I cursed. I didn't do kids. They were too busy to notice me. I picked up the kid and crept out again. His body was shaking against my chest. I left the building and walked to a small park I'd passed on my search for a place to park. It was a warm night. I found some shrubbery and put the kid down between the branches.

'Don't cry.' I said, careful to stand in the shadow so he couldn't see my face. 'What's your name?'

'Pete.' He said softly.

'Listen, Pete. You're safe now, but you have to be very quiet and sit very still, or else they'll find you. Do you think you can do that?' He nodded. 'Good boy.' I said, impatient to go back to the flat. 'Close your eyes.' I said, and when he had I walked away.
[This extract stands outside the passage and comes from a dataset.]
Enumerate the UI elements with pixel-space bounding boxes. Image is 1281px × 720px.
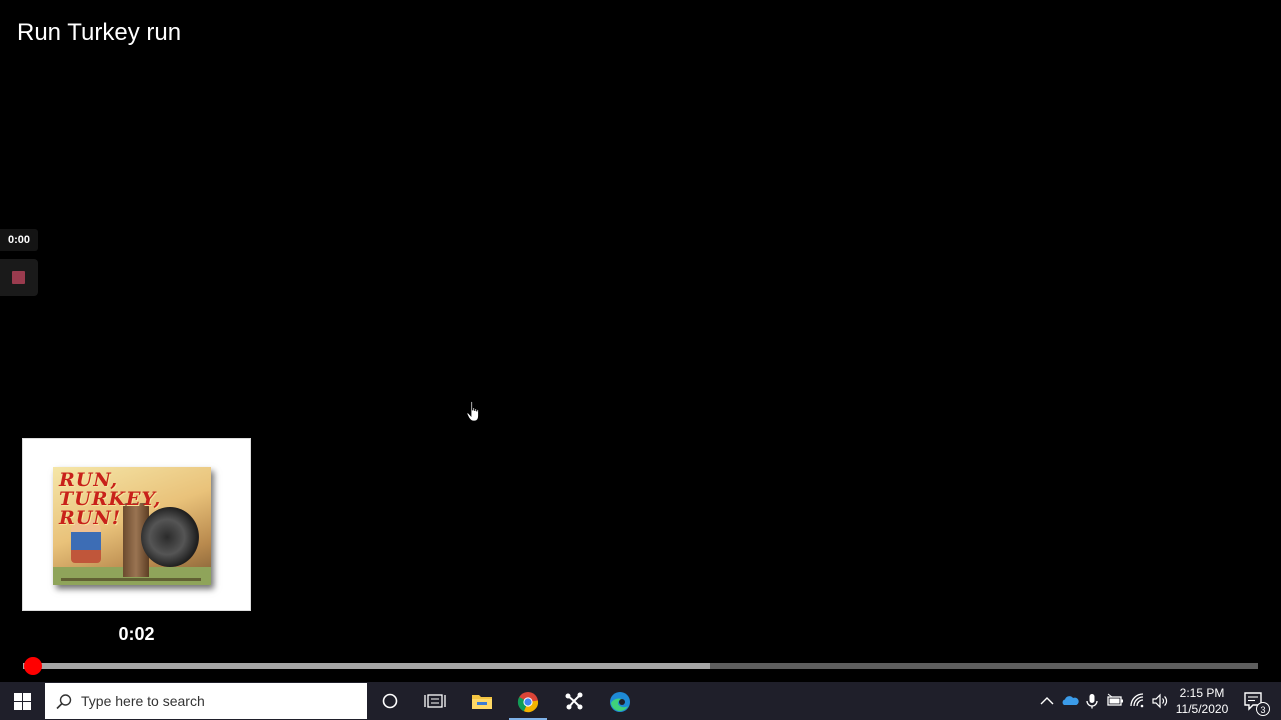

I hadn't given him another thought since. But here he was, all grown up and determined to find and expose us. Did he just say he'd been twelve at the time? He must have been small for his age. For a moment I sympathised with him. 'Hey.' I said. 'Keep looking. Keep digging. You'll find it one day.'

And then he dropped his bomb.

It was a close call. I heard voices and footsteps, just as I left, but I managed to get out of the hotel unseen. Outside it was raining. I was shaking. I put up the collar of my coat, closed my eyes and let the raindrops wash the blood from my face and hands.

What a mess. First that Wilson woman, and now Pete Travis. They'd left me no choice. I hadn't even enjoyed the blood. Somehow the taste was wrong. Foul. What on earth was the world coming to?

That night I had a nightmare. Little Pete was clinging to me, asking me why I'd bothered to let him live when I was going to kill him anyway. When I didn't answer he started crying. Hot wet tears that burned holes in my shirt and stung my skin.

Regus was in my dream too, holding his notebook in the air and waving excitedly. He was telling me something, but I couldn't understand him. I woke up covered in sweat. My face was wet. I must have been crying in my sleep.